De kruisweg langs de rand van het park volgend waarbij in veertien staties, zeg maar scènes, het verhaal van Jezus Christus wordt verteld, voor ons zondaren aan het kruis gestorven zoals de geschiedenis wil, dringt zich de gedachte op dat het eigenlijk om een universeel verhaal gaat, niet over het lijden van Christus maar over het lijden van de mens. Neem statie acht, ‘Jezus troost de wenende vrouwen’ – die handen, enigszins onbeholpen voor het gezicht van één van de vrouwen, het verdriet dat daaruit spreekt. Of statie vier, ‘Jezus ontmoet zijn moeder’, weer die handen voor de ogen, en de ingetogen houding van Jezus – gelovig of niet, dat komt binnen, juist in zijn onbeholpenheid.

Pierre Schrooten ontvangt ons buiten op het terras, vanaf een afstandje gadegeslagen door zijn echtgenote Philemein en kleinzoon Noël. Pierre, een vriendelijke, goedlachse man, 77 jaar oud, weet te vertellen dat Groot Homo de naam van een boerderij was, in het bezit van de familie Haumont en kijk, daar is het raadsel van de naam opgelost. Het van oorsprong Waalse Haumont klinkt in het Vlaams al gauw als homo. De boerderij is bij de verbreding van de N75 afgebroken maar gaf haar naam door aan de woonwijk die nadien in de buurt is verrezen. Dat Groot Homo niet wordt aangeduid, heeft volgens Pierre niks met verlegenheid of ongemak te maken. ‘In België doen we dat nooit, een gehucht een naambord geven.’

Klopjacht

Iets anders. Was dat niet vreemd, te vertellen dat je in Groot Homo woonde, of in Nieuw Homo? Werden er nooit grapjes gemaakt, zo van: dat is er één van Homo? Pierre: ‘Nee, daar keek vroeger niemand van op.’ Maar het woord homo riep toch wel seksuele associaties op? ‘Nee, geen enkele.’ ‘U kende als jongeman het begrip homo niet, of janet zoals ze hier zeggen?’ ‘Nee, daar wisten wij niks van. Homoseksualiteit kénden wij gewoon niet. Dat had te maken met de katholieke cultuur. In dien tijd hadden de paters en de nonnen het hier voor het zeggen. Het is eigenlijk precies omgekeerd. Tegenwóórdig kijken de mensen vreemd op als je zegt dat je van Groot Homo bent, of van Nieuw Homo.’
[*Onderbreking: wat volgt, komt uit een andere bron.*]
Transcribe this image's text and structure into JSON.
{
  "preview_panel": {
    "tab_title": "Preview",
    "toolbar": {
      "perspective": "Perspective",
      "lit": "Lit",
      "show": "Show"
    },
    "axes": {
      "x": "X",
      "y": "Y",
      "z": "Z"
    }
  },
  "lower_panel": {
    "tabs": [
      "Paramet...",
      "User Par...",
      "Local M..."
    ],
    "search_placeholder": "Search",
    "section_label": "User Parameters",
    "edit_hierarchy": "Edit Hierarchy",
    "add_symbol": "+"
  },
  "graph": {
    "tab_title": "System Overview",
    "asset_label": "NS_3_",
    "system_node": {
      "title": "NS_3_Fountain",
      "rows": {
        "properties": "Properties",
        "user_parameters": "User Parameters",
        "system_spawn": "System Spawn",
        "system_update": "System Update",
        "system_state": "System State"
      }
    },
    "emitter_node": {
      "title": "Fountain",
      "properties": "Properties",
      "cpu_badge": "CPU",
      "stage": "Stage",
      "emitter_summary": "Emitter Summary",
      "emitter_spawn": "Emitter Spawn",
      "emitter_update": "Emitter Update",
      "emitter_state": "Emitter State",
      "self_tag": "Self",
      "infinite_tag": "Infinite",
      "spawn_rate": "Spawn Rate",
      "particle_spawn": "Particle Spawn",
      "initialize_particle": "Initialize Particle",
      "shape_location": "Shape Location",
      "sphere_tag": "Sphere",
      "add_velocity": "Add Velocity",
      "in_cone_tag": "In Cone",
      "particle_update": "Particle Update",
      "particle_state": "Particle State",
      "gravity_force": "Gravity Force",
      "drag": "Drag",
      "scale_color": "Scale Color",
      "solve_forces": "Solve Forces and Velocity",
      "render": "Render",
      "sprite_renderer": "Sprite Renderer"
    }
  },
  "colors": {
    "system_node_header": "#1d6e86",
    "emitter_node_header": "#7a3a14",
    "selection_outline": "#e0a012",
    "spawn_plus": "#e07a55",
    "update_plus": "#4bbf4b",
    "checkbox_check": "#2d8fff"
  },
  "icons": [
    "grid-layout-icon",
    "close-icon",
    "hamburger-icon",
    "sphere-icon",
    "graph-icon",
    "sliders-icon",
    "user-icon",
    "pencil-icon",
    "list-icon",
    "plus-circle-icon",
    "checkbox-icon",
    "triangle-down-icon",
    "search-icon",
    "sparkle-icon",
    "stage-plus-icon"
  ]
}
Tot slot komen we te praten over Jürgen Conings, de Belgische beroepsmilitair die in 2021 met medeneming van zwaar wapentuig van de radar verdween en in afscheidsbrieven had laten weten het gemunt te hebben op diverse politici maar één man in het bijzonder, de Belgische viroloog Marc van Ranst.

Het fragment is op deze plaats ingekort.